Abstract # 3109 Alterations in microglia and their interaction with adult newborn (neurogenic) cells in the hippocampus underlie the anti-depressive effects of electroconvulsive therapy (ECT)

Abstract

Studies in our laboratory demonstrated that the development of depressive symptoms following exposure to chronic unpredictable stress (CUS) in mice is associated with microglia decline and dystrophy. Consistently, microglia stimulating drugs, such as LPS or M-CSF, reversed the depressive-like condition in CUS-exposed rodents. Electroconvulsive therapy (ECT) is one of the most effective treatments for depression.

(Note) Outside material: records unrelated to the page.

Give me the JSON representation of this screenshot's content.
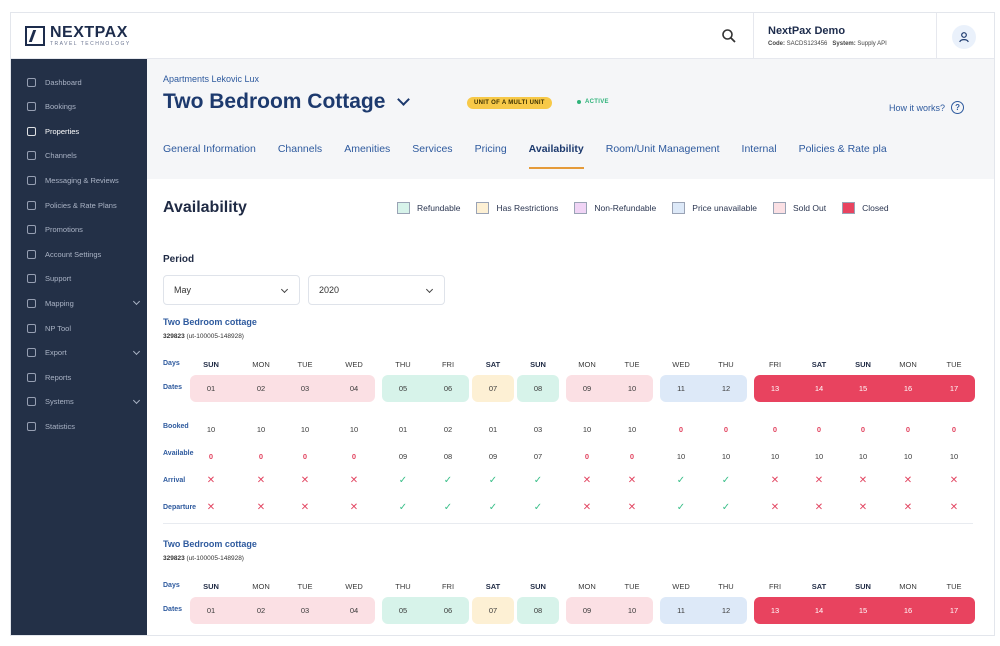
{
  "topbar": {
    "logo_name": "NEXTPAX",
    "logo_tagline": "TRAVEL TECHNOLOGY",
    "user_name": "NextPax Demo",
    "code_label": "Code:",
    "code_value": "SACDS123456",
    "system_label": "System:",
    "system_value": "Supply API"
  },
  "sidebar": {
    "items": [
      {
        "label": "Dashboard",
        "icon": "dashboard-icon"
      },
      {
        "label": "Bookings",
        "icon": "bookings-icon"
      },
      {
        "label": "Properties",
        "icon": "properties-icon",
        "active": true
      },
      {
        "label": "Channels",
        "icon": "channels-icon"
      },
      {
        "label": "Messaging & Reviews",
        "icon": "messaging-icon"
      },
      {
        "label": "Policies & Rate Plans",
        "icon": "policies-icon"
      },
      {
        "label": "Promotions",
        "icon": "promotions-icon"
      },
      {
        "label": "Account Settings",
        "icon": "settings-icon"
      },
      {
        "label": "Support",
        "icon": "support-icon"
      },
      {
        "label": "Mapping",
        "icon": "mapping-icon",
        "expandable": true
      },
      {
        "label": "NP Tool",
        "icon": "tool-icon"
      },
      {
        "label": "Export",
        "icon": "export-icon",
        "expandable": true
      },
      {
        "label": "Reports",
        "icon": "reports-icon"
      },
      {
        "label": "Systems",
        "icon": "systems-icon",
        "expandable": true
      },
      {
        "label": "Statistics",
        "icon": "statistics-icon"
      }
    ]
  },
  "header": {
    "breadcrumb": "Apartments Lekovic Lux",
    "title": "Two Bedroom Cottage",
    "unit_badge": "UNIT OF A MULTI UNIT",
    "status": "ACTIVE",
    "help_link": "How it works?",
    "tabs": [
      {
        "label": "General Information"
      },
      {
        "label": "Channels"
      },
      {
        "label": "Amenities"
      },
      {
        "label": "Services"
      },
      {
        "label": "Pricing"
      },
      {
        "label": "Availability",
        "active": true
      },
      {
        "label": "Room/Unit Management"
      },
      {
        "label": "Internal"
      },
      {
        "label": "Policies & Rate pla"
      }
    ]
  },
  "availability": {
    "title": "Availability",
    "legend": [
      {
        "label": "Refundable",
        "color": "#d7f3ea"
      },
      {
        "label": "Has Restrictions",
        "color": "#fdf0d4"
      },
      {
        "label": "Non-Refundable",
        "color": "#f0d4f5"
      },
      {
        "label": "Price unavailable",
        "color": "#dde9f8"
      },
      {
        "label": "Sold Out",
        "color": "#fbe0e4"
      },
      {
        "label": "Closed",
        "color": "#e8435f"
      }
    ],
    "period_label": "Period",
    "month": "May",
    "year": "2020",
    "row_labels": {
      "days": "Days",
      "dates": "Dates",
      "booked": "Booked",
      "available": "Available",
      "arrival": "Arrival",
      "departure": "Departure"
    },
    "days": [
      "SUN",
      "MON",
      "TUE",
      "WED",
      "THU",
      "FRI",
      "SAT",
      "SUN",
      "MON",
      "TUE",
      "WED",
      "THU",
      "FRI",
      "SAT",
      "SUN",
      "MON",
      "TUE"
    ],
    "dates": [
      "01",
      "02",
      "03",
      "04",
      "05",
      "06",
      "07",
      "08",
      "09",
      "10",
      "11",
      "12",
      "13",
      "14",
      "15",
      "16",
      "17"
    ],
    "booked": [
      "10",
      "10",
      "10",
      "10",
      "01",
      "02",
      "01",
      "03",
      "10",
      "10",
      "0",
      "0",
      "0",
      "0",
      "0",
      "0",
      "0"
    ],
    "available": [
      "0",
      "0",
      "0",
      "0",
      "09",
      "08",
      "09",
      "07",
      "0",
      "0",
      "10",
      "10",
      "10",
      "10",
      "10",
      "10",
      "10"
    ],
    "arrival": [
      "x",
      "x",
      "x",
      "x",
      "ok",
      "ok",
      "ok",
      "ok",
      "x",
      "x",
      "ok",
      "ok",
      "x",
      "x",
      "x",
      "x",
      "x"
    ],
    "departure": [
      "x",
      "x",
      "x",
      "x",
      "ok",
      "ok",
      "ok",
      "ok",
      "x",
      "x",
      "ok",
      "ok",
      "x",
      "x",
      "x",
      "x",
      "x"
    ],
    "units": [
      {
        "name": "Two Bedroom cottage",
        "code": "329823",
        "ref": "(ut-100005-148928)"
      },
      {
        "name": "Two Bedroom cottage",
        "code": "329823",
        "ref": "(ut-100005-148928)"
      }
    ]
  }
}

Although it has been used for decades, the mechanisms underlying ECT’s action are still elusive. We report here that the anti-depressive effects of ECT in CUS-exposed mice were associated with alterations in microglia density and morphology indicative of activation. This activation is crucial for the anti-depressive effects of ECT, because in mice treated with minocycline concomitantly with ECT these effects were diminished. Facilitation of hippocampal adult neurogenesis is considered an important mechanism of action of anti-depressive procedures. To test the role of microglia in these effects we first demonstrated that following microglia depletion (induced by PLX5622), the elimination, formation, maintenance and circuit integration of synapses on newborn (but not mature) cells were impaired. We next showed that minocycline blocked the positive effects of ECT on neurogenesis in “depressed-like” mice, by reducing the contacts between microglia and neurogeneic (doublecortin-positive) cells. These findings suggest that the effects of ECT on hippocampal microglia and their contacts with newborn cells are essential for restoration of hippocampal neurogenesis, resulting in reversal of stress-induced depression.